【完結】 甘い罠〜幼なじみは意地悪女~




「朝飯でも食おう」


1階に降りて、昨夜、美沙からもらったおにぎりを食べ始めた。


「うまいなぁ」


美沙って、顔もいいし、スタイルもいいし、頭もいいし、料理もできるし、俺以外に対する性格もいいのに、なんで彼氏がいてないんやろう・・・。


今までは居て、ただ単に今いないだけか?


好きな男には告白とかしないんかな?


その時、一つの考えが頭に浮かんだ。


もしかして、バレンタインデーに告白して、フラれたとか?


だからあんなこと言ったんかな?


『・・・大丈夫。

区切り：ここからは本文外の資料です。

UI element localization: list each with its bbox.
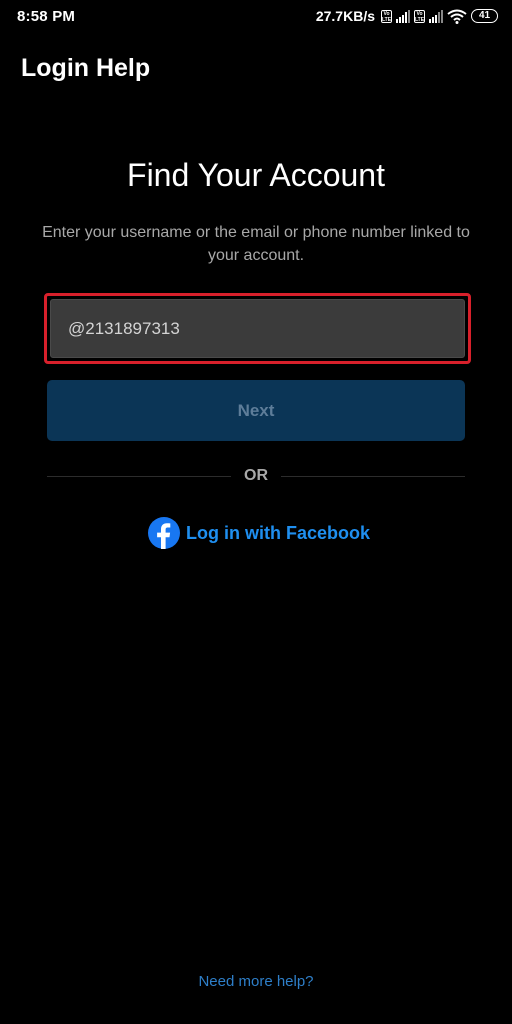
need-more-help-link[interactable]: Need more help?: [0, 973, 512, 990]
page-title: Login Help: [21, 54, 151, 82]
or-separator: OR: [244, 467, 268, 484]
battery-icon: 41: [471, 9, 498, 23]
status-icons: 27.7KB/s Vo LTE Vo LTE 41: [316, 6, 498, 26]
facebook-icon: [148, 517, 180, 549]
status-bar: 8:58 PM 27.7KB/s Vo LTE Vo LTE 41: [0, 0, 512, 34]
next-button[interactable]: Next: [47, 380, 465, 441]
username-input-highlight: [44, 293, 471, 364]
divider-left: [47, 476, 231, 477]
volte-icon: Vo LTE: [381, 9, 392, 23]
status-time: 8:58 PM: [17, 8, 76, 25]
facebook-login-label: Log in with Facebook: [186, 522, 370, 543]
volte-icon: Vo LTE: [414, 9, 425, 23]
signal-icon: [429, 9, 443, 23]
find-account-heading: Find Your Account: [127, 157, 385, 193]
instructions-text: Enter your username or the email or phon…: [42, 224, 470, 264]
divider-right: [281, 476, 465, 477]
network-speed: 27.7KB/s: [315, 8, 375, 24]
facebook-login-button[interactable]: Log in with Facebook: [148, 516, 370, 550]
wifi-icon: [447, 9, 467, 24]
username-input[interactable]: [50, 299, 465, 358]
signal-icon: [396, 9, 410, 23]
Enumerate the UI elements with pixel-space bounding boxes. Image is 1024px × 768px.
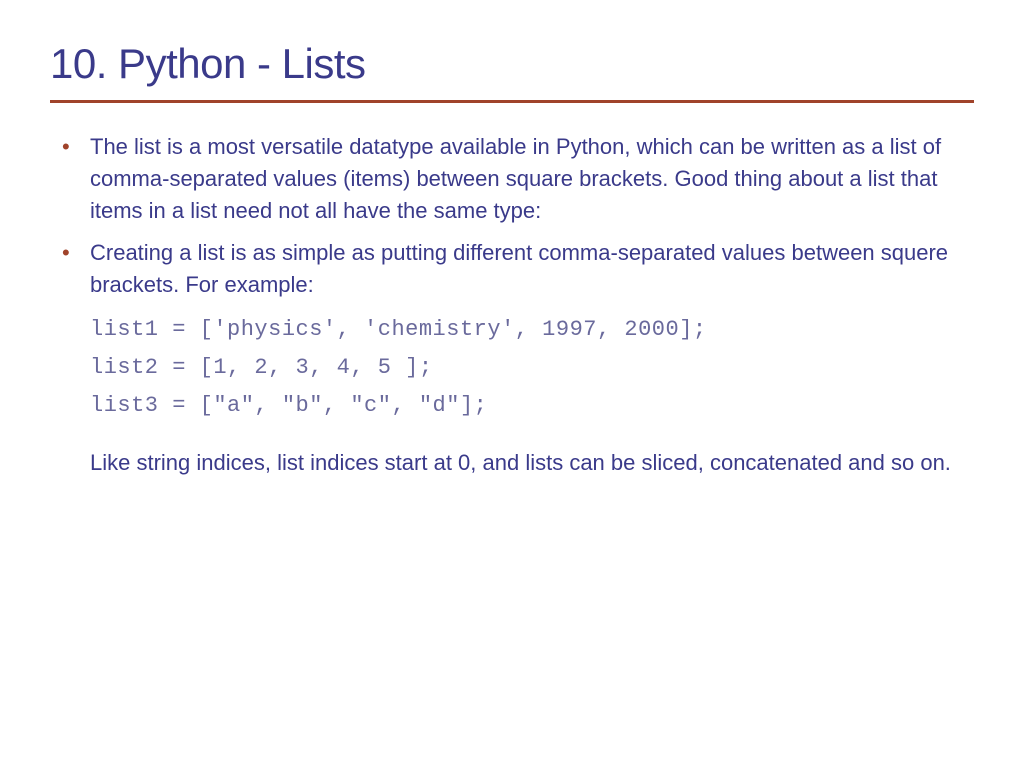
bullet-item: • Creating a list is as simple as puttin… bbox=[62, 237, 974, 301]
code-line: list3 = ["a", "b", "c", "d"]; bbox=[62, 387, 974, 425]
bullet-marker: • bbox=[62, 237, 90, 269]
bullet-item: • The list is a most versatile datatype … bbox=[62, 131, 974, 227]
slide-content: • The list is a most versatile datatype … bbox=[50, 131, 974, 479]
footer-paragraph: Like string indices, list indices start … bbox=[62, 447, 974, 479]
code-line: list1 = ['physics', 'chemistry', 1997, 2… bbox=[62, 311, 974, 349]
bullet-marker: • bbox=[62, 131, 90, 163]
bullet-text: Creating a list is as simple as putting … bbox=[90, 237, 974, 301]
title-divider bbox=[50, 100, 974, 103]
slide-title: 10. Python - Lists bbox=[50, 40, 974, 88]
code-line: list2 = [1, 2, 3, 4, 5 ]; bbox=[62, 349, 974, 387]
code-block: list1 = ['physics', 'chemistry', 1997, 2… bbox=[62, 311, 974, 425]
bullet-text: The list is a most versatile datatype av… bbox=[90, 131, 974, 227]
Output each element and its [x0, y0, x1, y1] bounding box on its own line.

准と一緒にいても問題ないから』


好きな男にフラれたから、別に見られてもよかった?



フラれてやけくそになって、偽装恋人も付き合ってくれてるとか?


そうか、そうやんな。


おにぎりを食べ終わると、しばらく動かずにテレビを眺めていた。


『今夜は、大荒れになるのでご注意してください』


天気予報だけが耳に残り、外を見たが明るく太陽が差し込んでいて、これから荒れるとは思えないくらいの天気だった。




まぁ、考えてるだけやったらあかんよな。


とりあえず、バレンタインデーに義理チョコを貰ってるんやから、お返しをしておかないとな。